蓝莓焦枯病毒(BlScV)是一种香石竹潜隐病毒属病毒,在北美可引发蓝莓(Vaccinium corymbosum L.)的严重病害(2)。在以蓝莓为宿主和试验物种对BlScV进行蚜虫传播研究时,我们发现传播率较低,且在检测到BlScV之前需要较长的潜伏期。对于测序研究而言,使用标准方法从蓝莓中提取RNA既不可靠也效率低下。这些问题促使人们寻找替代宿主。在用蓝莓蚜(Ericaphis fimbriata Richards)进行机械传播对12种草本宿主筛选BlScV传播时,只有西方烟草(Nicotiana occidentalis (Wheeler))被感染。3至4周后,西方烟草被BlScV感染会出现轻微症状,包括叶片明显扭曲和叶脉肿胀。

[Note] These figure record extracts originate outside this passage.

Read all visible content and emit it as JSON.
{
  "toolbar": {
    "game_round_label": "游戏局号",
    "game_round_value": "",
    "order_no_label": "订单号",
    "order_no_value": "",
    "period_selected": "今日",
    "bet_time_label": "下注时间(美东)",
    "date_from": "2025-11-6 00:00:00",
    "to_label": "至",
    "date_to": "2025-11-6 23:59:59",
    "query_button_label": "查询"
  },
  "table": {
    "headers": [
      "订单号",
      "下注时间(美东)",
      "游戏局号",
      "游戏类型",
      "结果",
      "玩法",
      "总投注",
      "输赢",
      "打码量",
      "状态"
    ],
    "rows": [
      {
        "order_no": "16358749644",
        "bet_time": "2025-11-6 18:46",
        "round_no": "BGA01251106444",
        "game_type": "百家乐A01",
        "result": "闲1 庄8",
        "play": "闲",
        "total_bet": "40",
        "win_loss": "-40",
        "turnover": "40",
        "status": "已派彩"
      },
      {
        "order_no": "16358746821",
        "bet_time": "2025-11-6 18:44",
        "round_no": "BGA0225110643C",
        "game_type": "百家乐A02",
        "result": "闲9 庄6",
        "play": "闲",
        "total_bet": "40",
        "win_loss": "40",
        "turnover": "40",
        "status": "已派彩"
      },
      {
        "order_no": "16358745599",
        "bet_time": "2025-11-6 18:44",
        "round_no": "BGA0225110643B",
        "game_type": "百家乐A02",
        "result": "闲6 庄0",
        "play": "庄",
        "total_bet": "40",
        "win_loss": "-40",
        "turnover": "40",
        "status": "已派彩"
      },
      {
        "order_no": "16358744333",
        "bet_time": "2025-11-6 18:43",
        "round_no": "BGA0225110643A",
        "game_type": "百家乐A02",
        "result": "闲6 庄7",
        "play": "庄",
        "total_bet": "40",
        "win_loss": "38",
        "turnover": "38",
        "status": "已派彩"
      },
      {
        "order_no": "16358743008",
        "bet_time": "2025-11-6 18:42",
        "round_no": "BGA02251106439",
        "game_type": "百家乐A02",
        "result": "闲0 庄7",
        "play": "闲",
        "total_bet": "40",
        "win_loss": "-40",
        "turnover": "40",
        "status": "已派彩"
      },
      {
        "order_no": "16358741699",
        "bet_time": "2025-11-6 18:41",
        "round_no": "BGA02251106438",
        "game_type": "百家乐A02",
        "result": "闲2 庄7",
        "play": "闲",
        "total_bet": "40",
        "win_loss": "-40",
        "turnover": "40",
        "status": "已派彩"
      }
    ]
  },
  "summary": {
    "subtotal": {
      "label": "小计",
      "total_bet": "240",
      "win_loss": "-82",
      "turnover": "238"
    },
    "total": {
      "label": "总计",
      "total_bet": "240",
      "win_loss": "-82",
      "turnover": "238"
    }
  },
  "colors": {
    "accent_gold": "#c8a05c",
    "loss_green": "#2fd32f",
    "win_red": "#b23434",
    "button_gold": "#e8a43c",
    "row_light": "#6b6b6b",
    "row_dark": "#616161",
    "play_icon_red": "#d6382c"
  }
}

使用双抗体夹心酶联免疫吸附测定(DAS - ELISA)试剂盒(Agdia公司,印第安纳州埃尔克哈特)、来自加拿大不列颠哥伦比亚省萨默兰太平洋农业食品研究中心抗血清库的针对BlScV的多克隆抗体以及逆转录 - 聚合酶链反应(RT - PCR)来确认BlScV感染。根据已发表的BlScV分离株NJ - 02(GenBank登录号NC003499)序列设计正向引物(5'-NTAAACACTCCCGAATATAC-3')和反向引物(5'-CAGATTGCTTATCCGGCTTC-3')。产生了预期大小的扩增子并进行了测序。BLAST分析表明,扩增片段的核苷酸序列与NJ - 02中的相应序列有87%的同一性(1)。在通过蚜虫或从蓝莓进行机械接种后,西方烟草很容易被BlScV感染。以蓝莓蚜作为蚜虫载体,从蓝莓到西方烟草的传播率约为26%,而机械接种的传播率为70%。在受感染的西方烟草植株之间机械传播BlScV的传播率为100%。最近,利用西方烟草,我们已完成了来自加拿大不列颠哥伦比亚省的两株BlScV的全序列测定,并鉴定出了几种蚜虫载体物种。将西方烟草鉴定为BlScV的草本宿主极大地促进了对该病毒的后续研究。参考文献:(1)T. D. Cavileer等人,《普通病毒学杂志》75: 711,1994年。(2)R. R. Martin和P. R. Bristow,《植物病理学》78:1636,1988年。